Abstract

Fusion product alpha populations can significantly influence tokamak stability due to coupling between the trapped alpha precessional drift and the kinetic ballooning mode frequency. This effect is of particular importance in parameter regimes where the alpha pressure gradient begins to constitute a sizeable fraction of the thermal plasma pressure gradient. Careful, quantitative evaluations of these effects are necessary in burning plasma devices such as the Tokamak Fusion Test Reactor and the Joint European Torus, and we have continued systematic development of such a kinetic stability model. In this model we have considered a range of different forms of the alpha distribution function and the tokamak equilibrium. Both Maxwellian and slowing-down models have been used for the alpha energy dependence while deeply trapped and, more recently, isotropic pitch angle dependences have been examined.

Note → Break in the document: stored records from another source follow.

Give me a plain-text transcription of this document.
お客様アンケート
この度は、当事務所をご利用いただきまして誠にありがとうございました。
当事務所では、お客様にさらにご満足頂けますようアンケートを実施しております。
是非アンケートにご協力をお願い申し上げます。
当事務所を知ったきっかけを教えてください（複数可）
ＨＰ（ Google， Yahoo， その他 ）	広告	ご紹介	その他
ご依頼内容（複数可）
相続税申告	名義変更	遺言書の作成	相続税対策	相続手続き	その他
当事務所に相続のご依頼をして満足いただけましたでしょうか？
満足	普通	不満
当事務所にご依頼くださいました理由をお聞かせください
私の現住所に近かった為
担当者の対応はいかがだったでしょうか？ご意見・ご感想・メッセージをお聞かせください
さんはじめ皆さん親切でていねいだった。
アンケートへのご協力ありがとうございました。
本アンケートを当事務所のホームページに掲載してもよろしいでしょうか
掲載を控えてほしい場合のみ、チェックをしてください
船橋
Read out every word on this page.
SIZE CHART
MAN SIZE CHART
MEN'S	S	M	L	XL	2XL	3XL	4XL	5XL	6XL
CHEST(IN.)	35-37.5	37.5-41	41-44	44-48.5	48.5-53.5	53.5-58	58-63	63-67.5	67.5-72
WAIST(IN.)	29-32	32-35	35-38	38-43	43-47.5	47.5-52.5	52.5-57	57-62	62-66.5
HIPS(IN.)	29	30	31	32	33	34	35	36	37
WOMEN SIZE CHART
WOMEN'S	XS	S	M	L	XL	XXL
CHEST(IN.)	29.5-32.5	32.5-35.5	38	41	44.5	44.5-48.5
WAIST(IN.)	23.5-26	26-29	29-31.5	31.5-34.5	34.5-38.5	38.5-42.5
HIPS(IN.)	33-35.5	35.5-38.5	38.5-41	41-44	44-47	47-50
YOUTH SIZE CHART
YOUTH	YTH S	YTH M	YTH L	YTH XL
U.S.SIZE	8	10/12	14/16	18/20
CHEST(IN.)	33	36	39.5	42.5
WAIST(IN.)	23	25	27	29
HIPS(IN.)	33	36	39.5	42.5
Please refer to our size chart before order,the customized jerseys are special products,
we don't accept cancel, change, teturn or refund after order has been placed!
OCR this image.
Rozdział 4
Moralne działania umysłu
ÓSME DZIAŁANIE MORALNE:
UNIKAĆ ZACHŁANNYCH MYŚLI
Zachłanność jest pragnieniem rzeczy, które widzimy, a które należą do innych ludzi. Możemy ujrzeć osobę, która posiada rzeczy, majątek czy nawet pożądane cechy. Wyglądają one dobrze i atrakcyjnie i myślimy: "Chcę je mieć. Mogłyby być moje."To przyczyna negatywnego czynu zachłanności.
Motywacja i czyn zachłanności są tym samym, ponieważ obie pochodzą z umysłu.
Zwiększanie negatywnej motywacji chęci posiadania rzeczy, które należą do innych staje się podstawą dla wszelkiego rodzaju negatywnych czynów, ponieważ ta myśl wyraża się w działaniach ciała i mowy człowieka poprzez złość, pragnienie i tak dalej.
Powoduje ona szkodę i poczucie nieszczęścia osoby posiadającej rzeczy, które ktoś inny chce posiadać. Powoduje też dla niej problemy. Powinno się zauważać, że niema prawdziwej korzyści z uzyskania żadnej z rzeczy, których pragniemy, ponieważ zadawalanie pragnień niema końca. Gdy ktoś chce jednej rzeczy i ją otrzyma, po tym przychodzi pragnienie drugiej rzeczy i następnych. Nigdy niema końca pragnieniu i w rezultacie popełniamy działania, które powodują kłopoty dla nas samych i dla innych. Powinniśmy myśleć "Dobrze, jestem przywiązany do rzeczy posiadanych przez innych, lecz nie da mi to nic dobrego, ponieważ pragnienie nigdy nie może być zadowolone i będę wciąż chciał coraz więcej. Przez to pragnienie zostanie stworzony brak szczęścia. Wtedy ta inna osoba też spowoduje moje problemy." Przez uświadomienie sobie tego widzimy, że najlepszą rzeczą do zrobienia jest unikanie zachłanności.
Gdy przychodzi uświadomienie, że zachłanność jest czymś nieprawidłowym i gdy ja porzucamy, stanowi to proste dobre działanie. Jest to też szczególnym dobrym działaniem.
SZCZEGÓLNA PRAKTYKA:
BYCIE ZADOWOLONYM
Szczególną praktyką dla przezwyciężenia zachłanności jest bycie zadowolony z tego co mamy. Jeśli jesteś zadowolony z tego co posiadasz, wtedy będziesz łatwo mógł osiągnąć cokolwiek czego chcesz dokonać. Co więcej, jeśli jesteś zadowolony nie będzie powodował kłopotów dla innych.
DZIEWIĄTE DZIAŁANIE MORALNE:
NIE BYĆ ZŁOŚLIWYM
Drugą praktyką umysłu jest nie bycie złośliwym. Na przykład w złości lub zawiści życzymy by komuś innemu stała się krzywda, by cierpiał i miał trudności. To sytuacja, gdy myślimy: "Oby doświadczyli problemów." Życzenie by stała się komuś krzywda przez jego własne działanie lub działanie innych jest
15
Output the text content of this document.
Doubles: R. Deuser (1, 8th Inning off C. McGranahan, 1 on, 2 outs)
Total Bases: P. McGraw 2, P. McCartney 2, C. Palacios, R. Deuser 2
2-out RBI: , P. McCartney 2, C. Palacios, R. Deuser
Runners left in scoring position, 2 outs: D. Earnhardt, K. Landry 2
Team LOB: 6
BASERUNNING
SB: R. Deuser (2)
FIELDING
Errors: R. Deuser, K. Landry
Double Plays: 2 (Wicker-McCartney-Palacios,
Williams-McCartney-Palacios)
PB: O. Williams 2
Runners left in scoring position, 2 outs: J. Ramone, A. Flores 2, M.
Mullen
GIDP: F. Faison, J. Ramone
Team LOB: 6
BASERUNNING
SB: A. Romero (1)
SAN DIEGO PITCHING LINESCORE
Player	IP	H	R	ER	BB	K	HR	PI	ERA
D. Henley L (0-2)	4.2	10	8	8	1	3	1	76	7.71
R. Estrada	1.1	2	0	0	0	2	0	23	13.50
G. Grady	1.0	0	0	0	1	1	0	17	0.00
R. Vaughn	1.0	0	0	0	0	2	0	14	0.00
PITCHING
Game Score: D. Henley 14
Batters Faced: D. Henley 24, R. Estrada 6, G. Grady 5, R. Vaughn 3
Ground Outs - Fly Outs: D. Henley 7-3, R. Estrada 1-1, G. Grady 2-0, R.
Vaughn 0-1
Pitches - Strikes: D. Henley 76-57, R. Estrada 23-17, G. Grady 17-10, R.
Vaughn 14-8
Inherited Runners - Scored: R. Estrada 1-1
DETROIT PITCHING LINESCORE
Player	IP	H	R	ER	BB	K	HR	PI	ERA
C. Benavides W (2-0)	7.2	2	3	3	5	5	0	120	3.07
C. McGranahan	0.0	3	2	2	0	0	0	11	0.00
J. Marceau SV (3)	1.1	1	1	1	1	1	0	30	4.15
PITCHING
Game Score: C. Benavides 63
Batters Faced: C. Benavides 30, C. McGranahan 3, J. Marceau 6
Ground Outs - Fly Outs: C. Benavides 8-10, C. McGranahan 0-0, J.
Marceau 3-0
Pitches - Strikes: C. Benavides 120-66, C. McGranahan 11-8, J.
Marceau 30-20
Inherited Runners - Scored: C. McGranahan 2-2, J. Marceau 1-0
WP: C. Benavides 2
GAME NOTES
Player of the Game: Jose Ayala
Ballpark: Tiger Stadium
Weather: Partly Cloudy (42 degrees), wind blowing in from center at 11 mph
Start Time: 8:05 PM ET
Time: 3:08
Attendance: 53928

In the latter case the drift reversal of the not so deeply trapped alphas is an important new feature not included in the deeply trapped model. The tokamak equilibrium was initially described using the nearly concentric circular flux surface model as well as more realistic analytic and numerical calculations that include the higher order poloidal harmonics of the equilibrium. An improved analytic model gives especially close agreement with the finite β numerical equilibrium. Detailed comparisons of these various models are presented. Our results indicate that alpha populations can significantly deteriorate the first stability window for ballooning modes as the alpha pressure gradient is increased and as the background electron temperature is raised (for the slowing-down model) or, equivalently, the ratio of alpha to background temperature is lowered (for the Maxwellian model). A related effect is the observed destabiliation with increased aspect ratio (ϵp-1 = R0/rp where rp is the local pressure gradient scale length). These scalings are consistent with an interaction between the ballooning mode frequency and the alpha precessional drift at energies involving increasingly larger fractions of the alpha distribution. Such regimes will characterize the central regions of burning tokamak devices and should be observable for the projected ranges alpha pressure and background temperature.